La nature non spécifique et souvent "invisible" des symptômes peut entraîner des doutes ou des diagnostics erronés, ce qui prolonge le délai avant d'obtenir une réponse claire : ce qui contribue au phénomène d’errance diagnostique. Il n'est pas rare que cela prenne des mois, voire des années, pour établir un diagnostic précis.(19)(33)

Le parcours diagnostique implique multiples tests et consultations avec différents spécialistes.

Le parcours commence toujours par un examen clinique complet du patient, associé à une analyse de sang visant à détecter des marqueurs d'inflammation et la présence d'auto-anticorps spécifiques. 

En fonction des organes qui semblent affectés, des examens plus poussés sont ensuite réalisés, comme de l'imagerie médicale (radiographie, IRM, scanner), une analyse de prélèvement de tissu (biopsie) ou des tests évaluant la fonction d'un organe précis.

Prise en charge d’une maladie auto-immune : Traitements et approches complémentaires

Bien qu'il n'existe pas de remède définitif pour la plupart des maladies auto-immunes, les traitements actuels visent à contrôler les symptômes, réduire l'inflammation, prévenir les lésions d'organes, ralentir la progression de la maladie et améliorer la qualité de vie.(1)(6) Il est souvent souligné qu'un traitement précoce est plus efficace pour ralentir l'évolution et prévenir les complications.(22)(24)
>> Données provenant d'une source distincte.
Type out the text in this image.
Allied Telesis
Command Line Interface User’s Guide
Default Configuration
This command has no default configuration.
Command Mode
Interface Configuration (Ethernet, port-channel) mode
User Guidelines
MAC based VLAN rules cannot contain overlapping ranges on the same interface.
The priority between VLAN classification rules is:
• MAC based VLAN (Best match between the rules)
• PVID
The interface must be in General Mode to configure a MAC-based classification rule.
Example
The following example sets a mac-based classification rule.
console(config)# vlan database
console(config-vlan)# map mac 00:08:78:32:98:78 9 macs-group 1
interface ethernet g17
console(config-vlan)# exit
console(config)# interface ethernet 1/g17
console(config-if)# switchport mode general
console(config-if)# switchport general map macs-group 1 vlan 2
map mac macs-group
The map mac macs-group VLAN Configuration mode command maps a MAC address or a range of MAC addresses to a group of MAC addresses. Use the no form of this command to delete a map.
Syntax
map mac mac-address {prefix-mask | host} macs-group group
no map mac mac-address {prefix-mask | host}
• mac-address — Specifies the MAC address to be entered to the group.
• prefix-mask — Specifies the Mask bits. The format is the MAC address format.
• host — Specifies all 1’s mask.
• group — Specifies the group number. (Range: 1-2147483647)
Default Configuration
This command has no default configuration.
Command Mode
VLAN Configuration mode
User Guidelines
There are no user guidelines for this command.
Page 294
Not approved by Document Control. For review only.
Chaque maladies auto-immunes, de part leurs spécificités, nécessitent des traitements qui leurs sont propres. Il peut s’agir de :
  • Les corticoïdes, pour leur puissant et rapide effet anti-inflammatoire, particulièrement utiles lors des poussées.
  • Les immunosuppresseurs, qui freinent de manière globale l'activité du système immunitaire pour diminuer son agressivité.
  • Les thérapies de substitution, qui remplacent une substance que le corps ne produit plus à cause de la maladie (par exemple, l'injection d'insuline pour le diabète de type 1).
  • Les thérapies ciblées (biothérapies) : Plus récents, ces médicaments d'ingénierie biologique agissent de manière beaucoup plus précise. Au lieu de freiner tout le système immunitaire, ils bloquent une molécule ou une voie spécifique de la réaction inflammatoire, offrant une meilleure efficacité avec souvent moins d'effets secondaires.
  • Les immunothérapies modulatrice : Cette approche utilise des produits dérivés du sang pour réguler le système immunitaire. C'est le cas des immunoglobulines polyvalentes (IgIV), un concentré d'anticorps issus de donneurs sains. Injectées à un patient (par exemple atteint de PIDC), elles aident à moduler sa réponse immunitaire et à calmer l'attaque contre ses propres tissus, comme les nerfs. En savoir plus

La recherche explore activement de nouvelles pistes prometteuses comme la thérapie cellulaire ou la greffe de cellules souches, qui visent à "rééduquer" ou "réinitialiser" le système immunitaire du patient.